Since the end of the UKOER Programmes in 2012 I’ve continued to engage with a wide range of open education developments, including the US Learning Registry initiative, Creative Commons, the Learning Resource Metadata Initiative, Wikimedia UK and the Open Knowledge Foundation.

More recently I’ve been involved with the Open Scotland initiative. Open Scotland is a voluntary cross sector initiative, led by Cetis, the Scottish Qualifications Authority, Jisc Regional Support Centre Scotland and the Association for Learning Technology’s Scotland Special Interest Group. The aim of Open Scotland is to raise awareness of open education, encourage the sharing of open educational resources, and explore the potential of open education policy and practice to benefit all sectors of Scottish education. To further these aims, we have recently launched the draft Scottish Open Education Declaration. This declaration builds on the UNESCO 2012 Paris OER Declaration but the scope has been widened to focus on open education more generally, rather than OER specifically.

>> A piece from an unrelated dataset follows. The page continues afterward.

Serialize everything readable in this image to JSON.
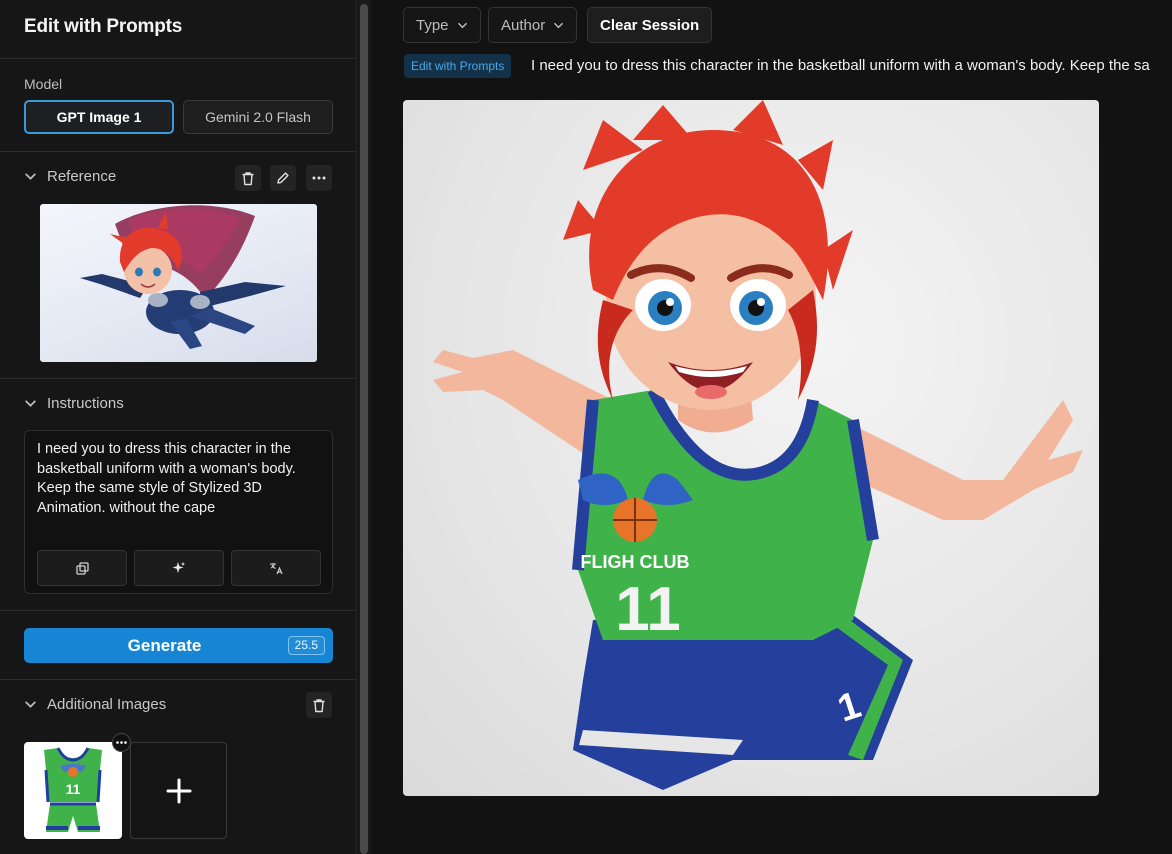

The cornerstone of the Open Scotland initiative is our belief that open education can promote knowledge transfer while at the same time enhancing quality and sustainability, supporting social inclusion, and creating a culture of inter-institutional collaboration and sharing. I believe that open education can expand access to education, widen participation, create new opportunities for the next generation of teachers and learners and prepare them to become fully engaged digital citizens. I know that these are goals and beliefs that the OKF Open Education Working Group shares and I am privileged to have an opportunity to contribute to this group.